Vienne, Marte, vien' via, vien' ch'io son sola.
Togliete e lumi: el mio mai non lo spengo;
non sia chi più mi parli una parola.
Venuto Marte, parla così:
Vener mia bella, ma sanza arme o dardo,
ché contro ai colpi tua nulla arme tengo.
Altra cosa è vedere un lieto sguardo
d'un amoroso lume, ovunque e' vada,
che spada o lancia o vexillo o stendardo.
«Amor regge suo impero sanza spada»;
coperto no, ma vuole il corpo nudo,
dolce, contento a seguir quel che aggrada.

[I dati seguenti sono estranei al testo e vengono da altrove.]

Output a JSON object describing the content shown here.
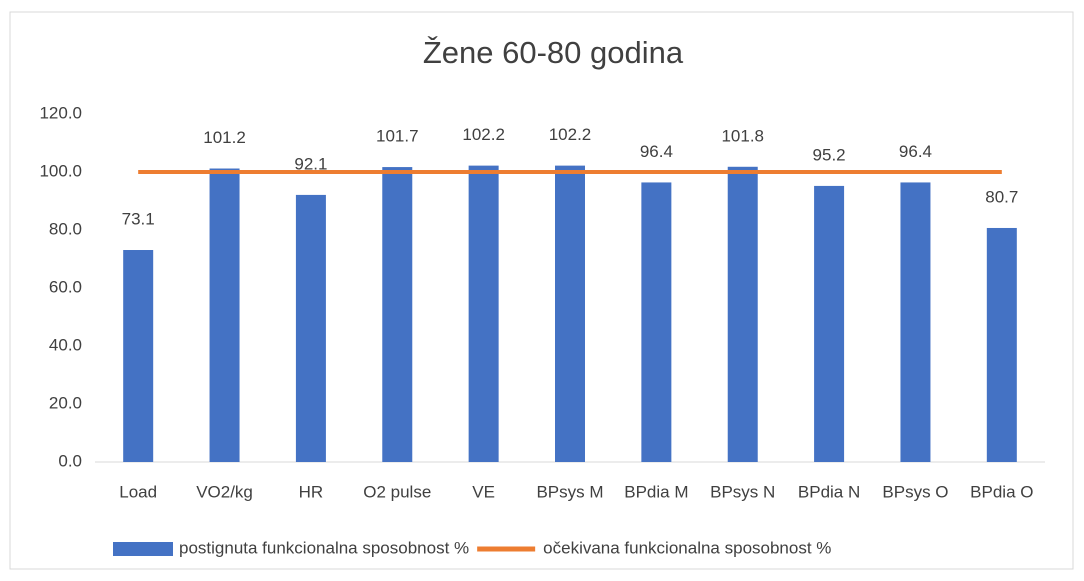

O dir, parlar, non dispietato o crudo,
ma dolce in sé, qual di pietà s'accolga:
e questa l'arme sia, la lancia e 'l scudo.
Intorno al col suo bianco treccia avolga,
degli ardenti amator' dura catena
e forte laccio che già mai si sciolga.
Baciar la bocca e la fronte serena,
e' dua celesti lumi e 'l bianco pecto,
la lunga mano d'ogni bellezza piena!
Altra cosa è giacer nello aureo lecto
con la sua dolcie amica e cantar carmi
che affaticare il corpo a scudo e elmetto.
Gustar quel fructo che può lieto farmi,
ultimo fin d'un tramante dilecto!
Tempo è d'amar, tempo è da spada et armi.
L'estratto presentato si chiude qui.